The Jewish Concept of Homeland: God Given or Originally Grounded?; Jewish Attachment to the Land from Biblical Times to Today; Judah Halevi’s Kuzari and the Modern Concept of Aliyah; Theological Issues in Modern Judaism: the Holocaust and the Founding of the State of Israel; Modern Hebrew Poetry between Jerusalem and New Orleans
Dr. Halper’s research examines topics at the intersections of philosophy and religion and of Judaism and Islam in the Middle Ages and Renaissance. He focuses on the history of philosophical concepts and their use in mainstream religious texts and approaches Israel studies through the lens of the history of concepts. He is particularly interested in the philosophical background underlying Zionist thought and the intellectual movements that drew from religious and philosophical sources to form the Zionist enterprise.
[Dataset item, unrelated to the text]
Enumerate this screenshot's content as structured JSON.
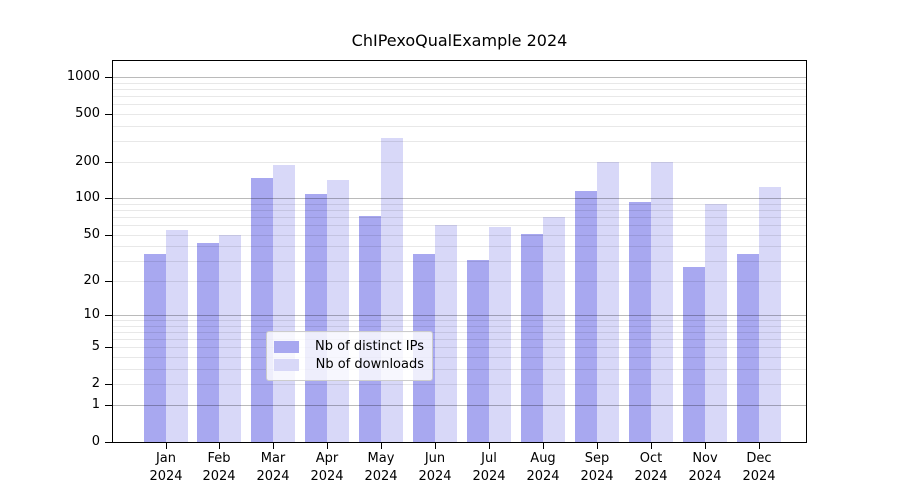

He grew up in the U.S. and made Aliyah in 2004 after completing a B.A. in classical studies and mathematics at the University of Chicago. He earned an M.A. in philosophy from the Hebrew University of Jerusalem (2006) and a Ph. D. (with highest distinction) in Jewish philosophy from Bar Ilan University (2010). He has held research and library fellowships at the Shalem Center (2005-2007) and at the Van Leer Jerusalem Institute (2007-2010), where he directed work groups on philosophy, mysticism and poetry. For the last two years, he has been a Mellon Postdoctoral Fellow in the Liberal Arts at Tulane University in New Orleans and is now beginning as a Schusterman scholar at Tulane University.